Свой рассказ о Владимире Владимировиче Маяковском, мне хочется закончить его же строками: "Не смоют любовь ни ссоры, ни версты.
Продумана, выверена, проверена.
Подъемля торжественно стих стоперстный, клянусь люблю неизменно и верно! " ЗАКЛЮЧЕНИЕ И все-таки, что же такое лирика Маяковского? Мне
кажется, что я постаралась найти ответ на этот вопрос, изучая личную жизнь поэта.
Теперь, перефразирую самого же В. В. Маяковского, скажу: "Любовная лирика – это сердце всего его творчества".
Возможно, я и ошибаюсь, но мне кажется, что если бы даже Маяковский не создал ничего, кроме поэм "Облако в штанах", "Флейта-позвоночник", "Про
это", "Люблю" и стихотворных посвящений Л. Ю. Брик и Т. А. Яковлевой, он и тогда бы вошел в классику русской литературы и занял бы там достойное
место.
О творчестве Маяковского можно долго спорить. Я даже допускаю, что его можно любить или не любить совсем. Но к Маяковскому нельзя относиться
равнодушно!
Позволю себе поспорить с Мариной Цветаевой, которая как-то в своих воспоминаниях назвала Маяковского "поэтом масс".
Нет, Маяковский не может быть понятен всем!
(И это мое твердое убеждение) . Его поэзия очень личная, она способствует размышлению наедине с собой.
Это не поэзия ради поэзии! Это душа!
И, так же, как душу невозможно искусственно отделить от тела, так и лирику Маяковского нельзя рассматривать отдельно от автора.

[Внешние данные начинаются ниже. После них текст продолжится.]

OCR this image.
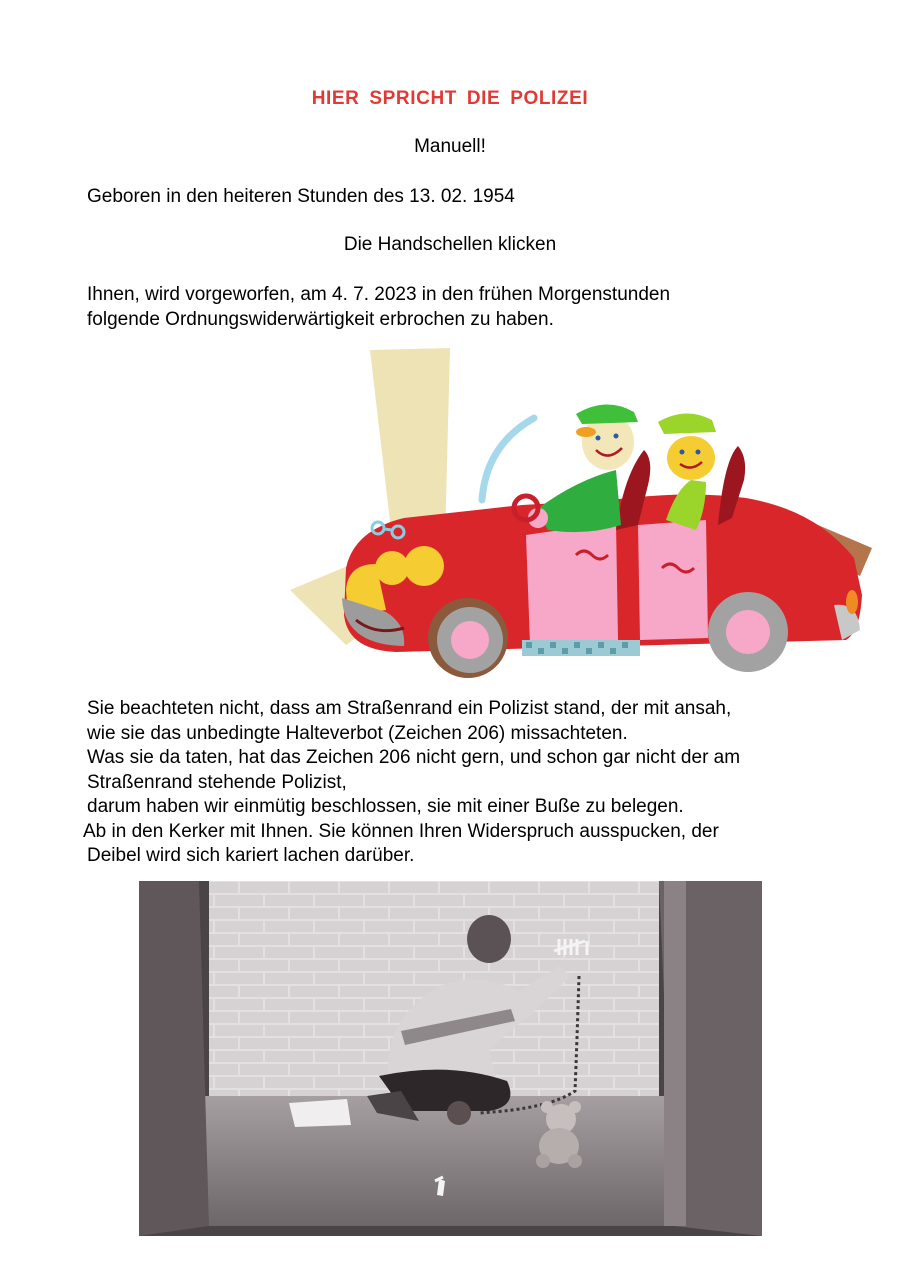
HIER SPRICHT DIE POLIZEI
Manuell!
Geboren in den heiteren Stunden des 13. 02. 1954
Die Handschellen klicken
Ihnen, wird vorgeworfen, am 4. 7. 2023 in den frühen Morgenstunden
folgende Ordnungswiderwärtigkeit erbrochen zu haben.
Sie beachteten nicht, dass am Straßenrand ein Polizist stand, der mit ansah,
wie sie das unbedingte Halteverbot (Zeichen 206) missachteten.
Was sie da taten, hat das Zeichen 206 nicht gern, und schon gar nicht der am
Straßenrand stehende Polizist,
darum haben wir einmütig beschlossen, sie mit einer Buße zu belegen.
Ab in den Kerker mit Ihnen. Sie können Ihren Widerspruch ausspucken, der
Deibel wird sich kariert lachen darüber.
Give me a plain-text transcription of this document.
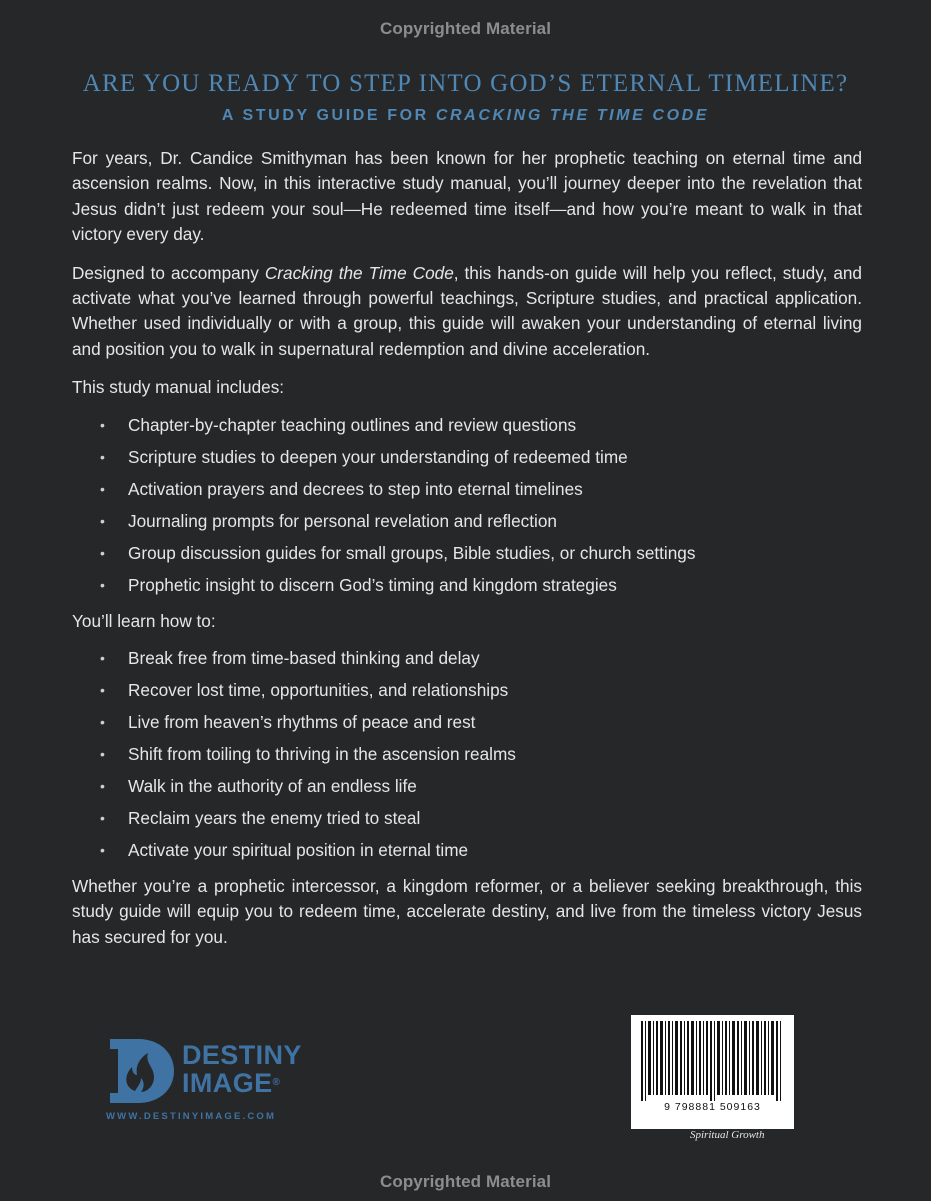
Copyrighted Material
ARE YOU READY TO STEP INTO GOD’S ETERNAL TIMELINE?
A STUDY GUIDE FOR CRACKING THE TIME CODE

For years, Dr. Candice Smithyman has been known for her prophetic teaching on eternal time and ascension realms. Now, in this interactive study manual, you’ll journey deeper into the revelation that Jesus didn’t just redeem your soul—He redeemed time itself—and how you’re meant to walk in that victory every day.

Designed to accompany Cracking the Time Code, this hands-on guide will help you reflect, study, and activate what you’ve learned through powerful teachings, Scripture studies, and practical application. Whether used individually or with a group, this guide will awaken your understanding of eternal living and position you to walk in supernatural redemption and divine acceleration.

This study manual includes:

• Chapter-by-chapter teaching outlines and review questions
• Scripture studies to deepen your understanding of redeemed time
• Activation prayers and decrees to step into eternal timelines
• Journaling prompts for personal revelation and reflection
• Group discussion guides for small groups, Bible studies, or church settings
• Prophetic insight to discern God’s timing and kingdom strategies

You’ll learn how to:

• Break free from time-based thinking and delay
• Recover lost time, opportunities, and relationships
• Live from heaven’s rhythms of peace and rest
• Shift from toiling to thriving in the ascension realms
• Walk in the authority of an endless life
• Reclaim years the enemy tried to steal
• Activate your spiritual position in eternal time

Whether you’re a prophetic intercessor, a kingdom reformer, or a believer seeking breakthrough, this study guide will equip you to redeem time, accelerate destiny, and live from the timeless victory Jesus has secured for you.

DESTINY
IMAGE®
WWW.DESTINYIMAGE.COM
9 798881 509163
Spiritual Growth
Copyrighted Material
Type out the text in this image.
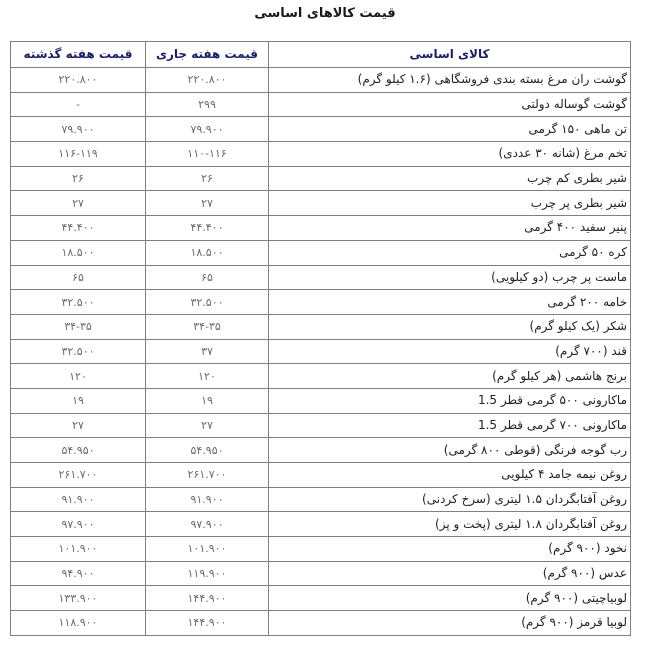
قیمت کالاهای اساسی
کالای اساسی	قیمت هفته جاری	قیمت هفته گذشته
گوشت ران مرغ بسته بندی فروشگاهی (۱.۶ کیلو گرم)	۲۲۰.۸۰۰	۲۲۰.۸۰۰
گوشت گوساله دولتی	۲۹۹	-
تن ماهی ۱۵۰ گرمی	۷۹.۹۰۰	۷۹.۹۰۰
تخم مرغ (شانه ۳۰ عددی)	۱۱۰-۱۱۶	۱۱۶-۱۱۹
شیر بطری کم چرب	۲۶	۲۶
شیر بطری پر چرب	۲۷	۲۷
پنیر سفید ۴۰۰ گرمی	۴۴.۴۰۰	۴۴.۴۰۰
کره ۵۰ گرمی	۱۸.۵۰۰	۱۸.۵۰۰
ماست پر چرب (دو کیلویی)	۶۵	۶۵
خامه ۲۰۰ گرمی	۳۲.۵۰۰	۳۲.۵۰۰
شکر (یک کیلو گرم)	۳۴-۳۵	۳۴-۳۵
قند (۷۰۰ گرم)	۳۷	۳۲.۵۰۰
برنج هاشمی (هر کیلو گرم)	۱۲۰	۱۲۰
ماکارونی ۵۰۰ گرمی قطر 1.5	۱۹	۱۹
ماکارونی ۷۰۰ گرمی قطر 1.5	۲۷	۲۷
رب گوجه فرنگی (قوطی ۸۰۰ گرمی)	۵۴.۹۵۰	۵۴.۹۵۰
روغن نیمه جامد ۴ کیلویی	۲۶۱.۷۰۰	۲۶۱.۷۰۰
روغن آفتابگردان ۱.۵ لیتری (سرخ کردنی)	۹۱.۹۰۰	۹۱.۹۰۰
روغن آفتابگردان ۱.۸ لیتری (پخت و پز)	۹۷.۹۰۰	۹۷.۹۰۰
نخود (۹۰۰ گرم)	۱۰۱.۹۰۰	۱۰۱.۹۰۰
عدس (۹۰۰ گرم)	۱۱۹.۹۰۰	۹۴.۹۰۰
لوبیاچیتی (۹۰۰ گرم)	۱۴۴.۹۰۰	۱۳۳.۹۰۰
لوبیا قرمز (۹۰۰ گرم)	۱۴۴.۹۰۰	۱۱۸.۹۰۰
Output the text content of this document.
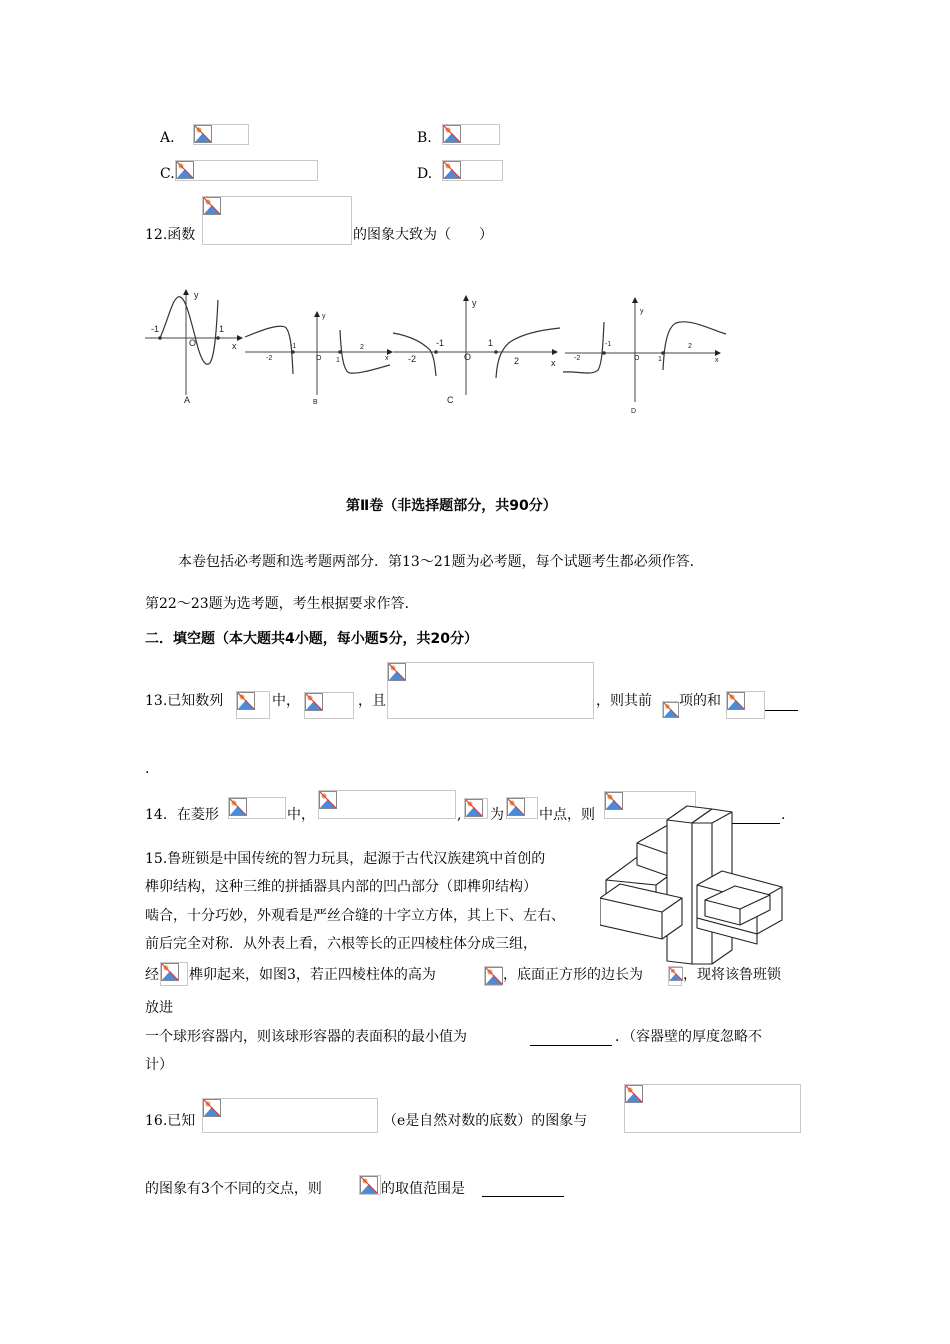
A.	B.
C.	D.
12.函数	的图象大致为（　　）
-1	1
O
y
x
A
-2
-1
O 1
2
y
x
B
-2
-1
O
1
2
y
x
C
-2
-1
O	1
2
y
x
D
第Ⅱ卷（非选择题部分，共90分）
本卷包括必考题和选考题两部分．第13～21题为必考题，每个试题考生都必须作答．
第22～23题为选考题，考生根据要求作答．
二．填空题（本大题共4小题，每小题5分，共20分）
13.已知数列	中，	，且	，则其前 项的和
.
14．在菱形	中，	, 为	中点，则	.
15.鲁班锁是中国传统的智力玩具，起源于古代汉族建筑中首创的
榫卯结构，这种三维的拼插器具内部的凹凸部分（即榫卯结构）
啮合，十分巧妙，外观看是严丝合缝的十字立方体，其上下、左右、
前后完全对称．从外表上看，六根等长的正四棱柱体分成三组，
经 榫卯起来，如图3，若正四棱柱体的高为	，底面正方形的边长为	，现将该鲁班锁
放进
一个球形容器内，则该球形容器的表面积的最小值为	．（容器壁的厚度忽略不
计）
16.已知	（e是自然对数的底数）的图象与
的图象有3个不同的交点，则	的取值范围是
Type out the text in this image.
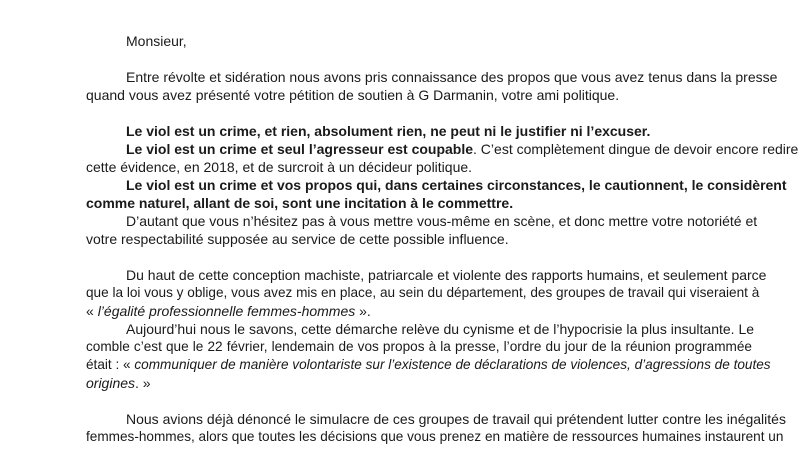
Monsieur,
Entre révolte et sidération nous avons pris connaissance des propos que vous avez tenus dans la presse
quand vous avez présenté votre pétition de soutien à G Darmanin, votre ami politique.
Le viol est un crime, et rien, absolument rien, ne peut ni le justifier ni l’excuser.
Le viol est un crime et seul l’agresseur est coupable. C’est complètement dingue de devoir encore redire
cette évidence, en 2018, et de surcroit à un décideur politique.
Le viol est un crime et vos propos qui, dans certaines circonstances, le cautionnent, le considèrent
comme naturel, allant de soi, sont une incitation à le commettre.
D’autant que vous n’hésitez pas à vous mettre vous-même en scène, et donc mettre votre notoriété et
votre respectabilité supposée au service de cette possible influence.
Du haut de cette conception machiste, patriarcale et violente des rapports humains, et seulement parce
que la loi vous y oblige, vous avez mis en place, au sein du département, des groupes de travail qui viseraient à
« l’égalité professionnelle femmes-hommes ».
Aujourd’hui nous le savons, cette démarche relève du cynisme et de l’hypocrisie la plus insultante. Le
comble c’est que le 22 février, lendemain de vos propos à la presse, l’ordre du jour de la réunion programmée
était : « communiquer de manière volontariste sur l’existence de déclarations de violences, d’agressions de toutes
origines. »
Nous avions déjà dénoncé le simulacre de ces groupes de travail qui prétendent lutter contre les inégalités
femmes-hommes, alors que toutes les décisions que vous prenez en matière de ressources humaines instaurent un
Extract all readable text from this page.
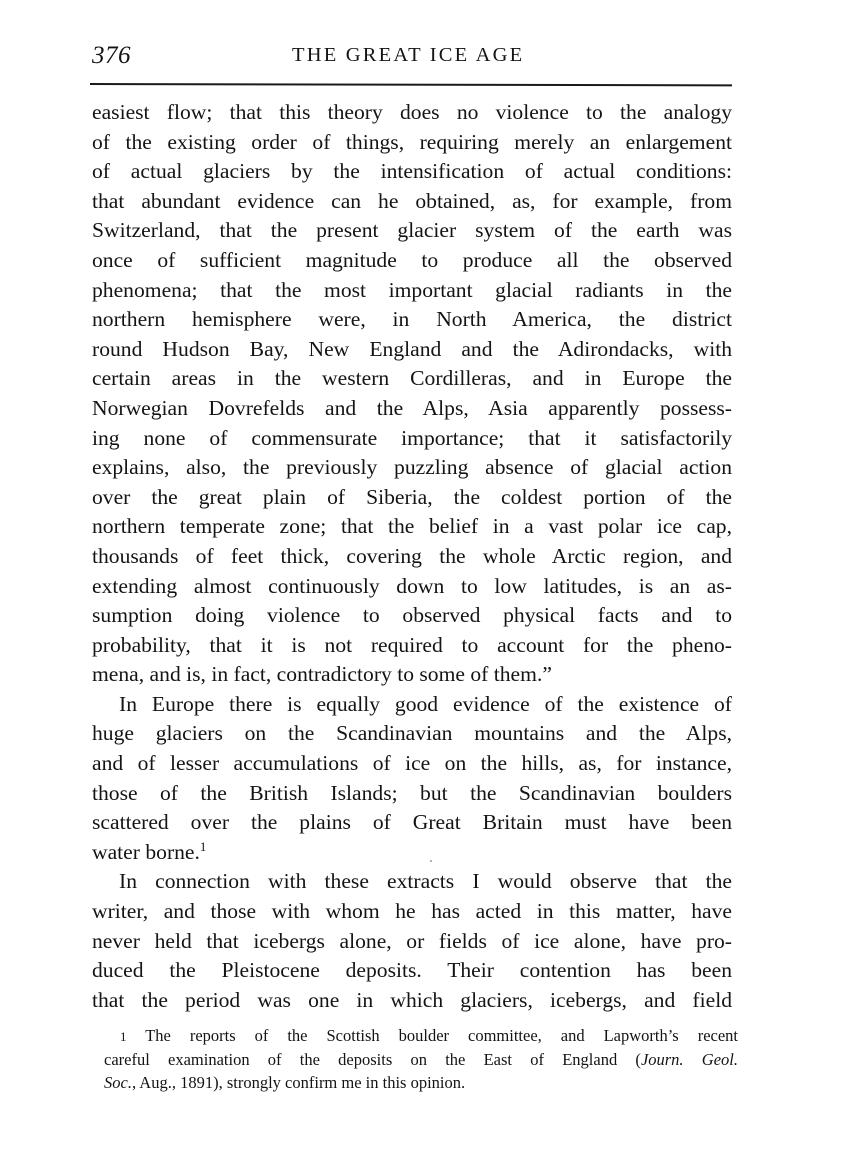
376	THE GREAT ICE AGE
easiest flow; that this theory does no violence to the analogy
of the existing order of things, requiring merely an enlargement
of actual glaciers by the intensification of actual conditions:
that abundant evidence can he obtained, as, for example, from
Switzerland, that the present glacier system of the earth was
once of sufficient magnitude to produce all the observed
phenomena; that the most important glacial radiants in the
northern hemisphere were, in North America, the district
round Hudson Bay, New England and the Adirondacks, with
certain areas in the western Cordilleras, and in Europe the
Norwegian Dovrefelds and the Alps, Asia apparently possess-
ing none of commensurate importance; that it satisfactorily
explains, also, the previously puzzling absence of glacial action
over the great plain of Siberia, the coldest portion of the
northern temperate zone; that the belief in a vast polar ice cap,
thousands of feet thick, covering the whole Arctic region, and
extending almost continuously down to low latitudes, is an as-
sumption doing violence to observed physical facts and to
probability, that it is not required to account for the pheno-
mena, and is, in fact, contradictory to some of them.”
In Europe there is equally good evidence of the existence of
huge glaciers on the Scandinavian mountains and the Alps,
and of lesser accumulations of ice on the hills, as, for instance,
those of the British Islands; but the Scandinavian boulders
scattered over the plains of Great Britain must have been
water borne.$^1$
In connection with these extracts I would observe that the
writer, and those with whom he has acted in this matter, have
never held that icebergs alone, or fields of ice alone, have pro-
duced the Pleistocene deposits. Their contention has been
that the period was one in which glaciers, icebergs, and field
1 The reports of the Scottish boulder committee, and Lapworth’s recent
careful examination of the deposits on the East of England (Journ. Geol.
Soc., Aug., 1891), strongly confirm me in this opinion.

"… я только стих, я только душа… " Мне очень понравилось высказывание профессора нью-гэмпширского университета Льва Лосева, напечатанное в
журнале "Огонек" за 1993 год: "Из нашей цивилизации уходит то, что ее животворило: романтическая любовь. Эрос замещается рутинным сексом. Я не знаю
другого поэта, чья любовная лирика была бы созвучна душе человека, как стихи про это Маяковского".
… и я с ним полностью согласна.

СПИСОК ЛИТЕРАТУРЫ
1. П. К. Сербин. "Изучение творчества Владимира Маяковского".
"Молодая гвардия" 1978.
2. В. Перцов. "Маяковский. Жизнь и творчество". М., 1976.
3. Б. Янгфельдт. "Любовь – это сердце всего".
4. Ал. Михайлов. "Маяковский" ЖЗЛ. Изд.: М., Молодая гвардия", 1988.
5. Ю. Карабчиевский. "Воскресение Маяковского", Изд.: М. "Советский писатель", 1990.
6. Маяковский В. В. Соч. в 2-х т. – М., 1988 – т. II.
7. Маяковский "Поэмы. Пьесы". М. "Правда", 1985.
8. Литературное обозрение" – 1993 г. N 9/10, N 6.
9. "ЛГ-досье" – 1993, N 3.
10. "Вопрос литературы". 1993, – вып. IV.
11. "Огонек", 1993 г. N 29.
12. "Литературная газета", 1996 г. – 10 апр.